エコなライフスタイル伝えるイベント提案を

左からファシリテーターの長谷川さん、研究員の4人と東邦ガスの滝さん

 東邦ガスは、エネルギー事業者として、環境調和型社会の実現を経営方針に掲げ、環境負荷の低減に向けた様々な取組みを行っている。

エコ・クッキングをはじめ幅広い環境活動

 同社は、環境性に優れる天然ガスの普及やエネルギーの効率的利用の促進を通して、温室効果ガスの排出削減に貢献している。ガス供給の七割以上を占める工業・商業分野では、他燃料から天然ガスへの転換、高効率ボイラやコージェネレーション(熱電併給)の導入促進などに力を入れている。家庭用分野では、燃料電池システム「エネファーム」や省エネ診断の普及などを通して環境に優しい快適な暮らしの提案を進めている。また、ガス導管工事における3Rなど、資源循環にも積極的だ。

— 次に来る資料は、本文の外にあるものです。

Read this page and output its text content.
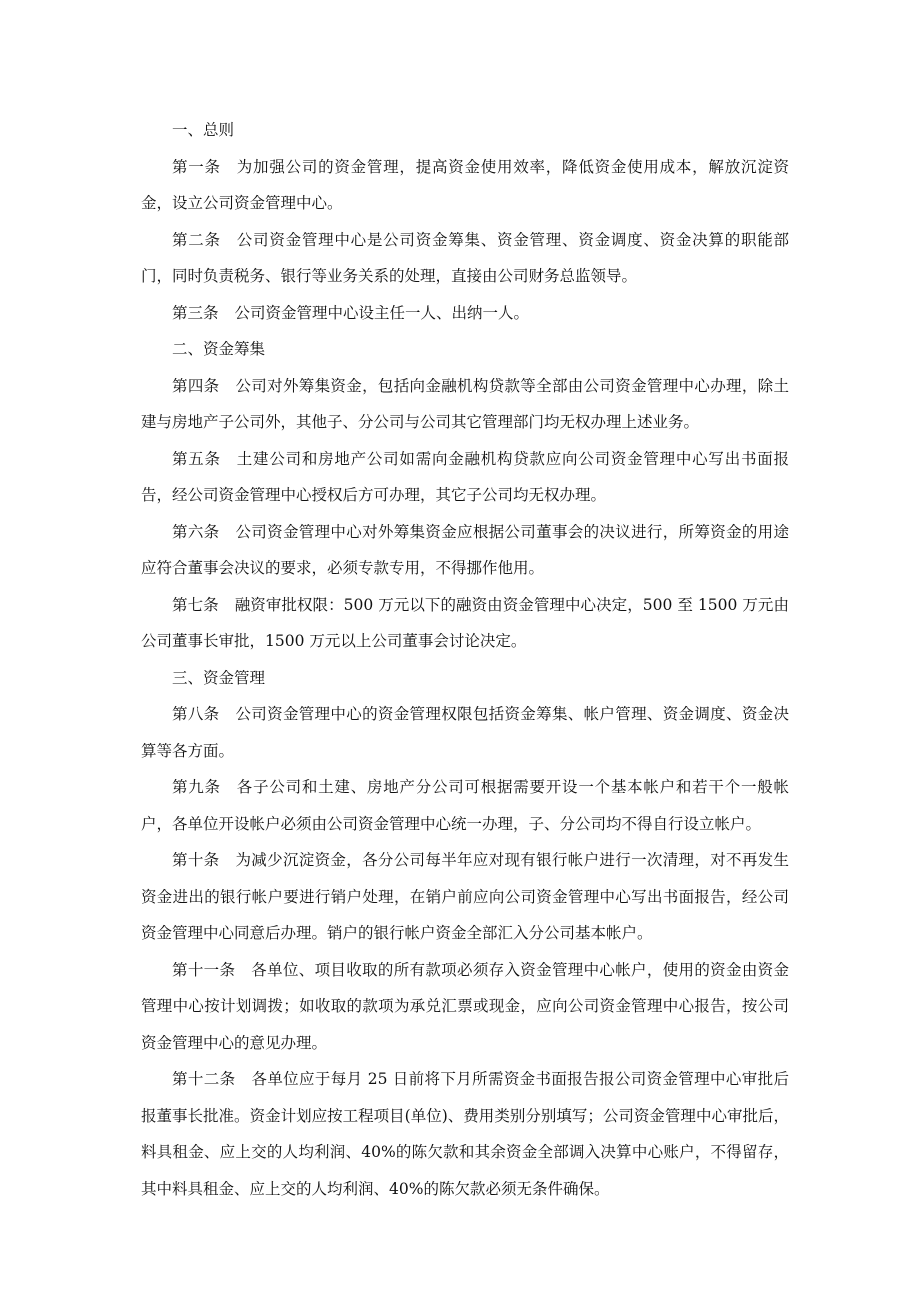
一、总则

第一条 为加强公司的资金管理，提高资金使用效率，降低资金使用成本，解放沉淀资金，设立公司资金管理中心。

第二条 公司资金管理中心是公司资金筹集、资金管理、资金调度、资金决算的职能部门，同时负责税务、银行等业务关系的处理，直接由公司财务总监领导。

第三条 公司资金管理中心设主任一人、出纳一人。

二、资金筹集

第四条 公司对外筹集资金，包括向金融机构贷款等全部由公司资金管理中心办理，除土建与房地产子公司外，其他子、分公司与公司其它管理部门均无权办理上述业务。

第五条 土建公司和房地产公司如需向金融机构贷款应向公司资金管理中心写出书面报告，经公司资金管理中心授权后方可办理，其它子公司均无权办理。

第六条 公司资金管理中心对外筹集资金应根据公司董事会的决议进行，所筹资金的用途应符合董事会决议的要求，必须专款专用，不得挪作他用。

第七条 融资审批权限：500 万元以下的融资由资金管理中心决定，500 至 1500 万元由公司董事长审批，1500 万元以上公司董事会讨论决定。

三、资金管理

第八条 公司资金管理中心的资金管理权限包括资金筹集、帐户管理、资金调度、资金决算等各方面。

第九条 各子公司和土建、房地产分公司可根据需要开设一个基本帐户和若干个一般帐户，各单位开设帐户必须由公司资金管理中心统一办理，子、分公司均不得自行设立帐户。

第十条 为减少沉淀资金，各分公司每半年应对现有银行帐户进行一次清理，对不再发生资金进出的银行帐户要进行销户处理，在销户前应向公司资金管理中心写出书面报告，经公司资金管理中心同意后办理。销户的银行帐户资金全部汇入分公司基本帐户。

第十一条 各单位、项目收取的所有款项必须存入资金管理中心帐户，使用的资金由资金管理中心按计划调拨；如收取的款项为承兑汇票或现金，应向公司资金管理中心报告，按公司资金管理中心的意见办理。

第十二条 各单位应于每月 25 日前将下月所需资金书面报告报公司资金管理中心审批后报董事长批准。资金计划应按工程项目(单位)、费用类别分别填写；公司资金管理中心审批后，料具租金、应上交的人均利润、40%的陈欠款和其余资金全部调入决算中心账户，不得留存，其中料具租金、应上交的人均利润、40%的陈欠款必须无条件确保。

 こうした本業での取り組みの他に、エコ・クッキング活動やガスエネルギー館・ビオトープでの環境教育、社員・家族による里山保全活動をはじめ、地域への環境貢献に自治体とも連携して幅広く取り組んでいる。

東邦ガスの方の話を熱心に聴く研究員

環境活動の輪を広げるグループの発足

 しかし、こうした多くの環境活動は、一般の方々に十分に知られているとは言えない。そこで、昨年のかがやけ☆あいちサスティナ研究所では、環境活動の輪を広げる仕組みとして、同社と県民を環境活動でつなげる団体「エコティナ(エコロジー+サスティナブル)」が提案された。同社はこの提案を元に、地域の大学生と環境活動の企画グループ「NECT」を設立した。

 今年度の研究課題は、環境に対する意識向上・行動変容につながるイベントの検討。同社環境部の滝良太さんは「多くの人に環境に配慮した暮らしを広め、同時に東邦ガスの環境活動を知ってもらえる企画を、若い世代の自由な発想で提案してほしい」と期待を寄せる。

研究員の意気込み

 チーム・東邦ガスのリーダー、名古屋大大学院の山本大貴さんは「温暖化とエネルギーについて正しい情報を伝えたい」と語る。名古屋市立大の加藤祐希さんは「周りの人の意識を変えられるようなイベントを」、南山大の山田紗佑里さんは「身近なエコクッキングで環境アクションを」、名古屋工業大の清水万莉奈さんも「おもしろいと思ってもらえる提案を」と、効果的な提案を目指している。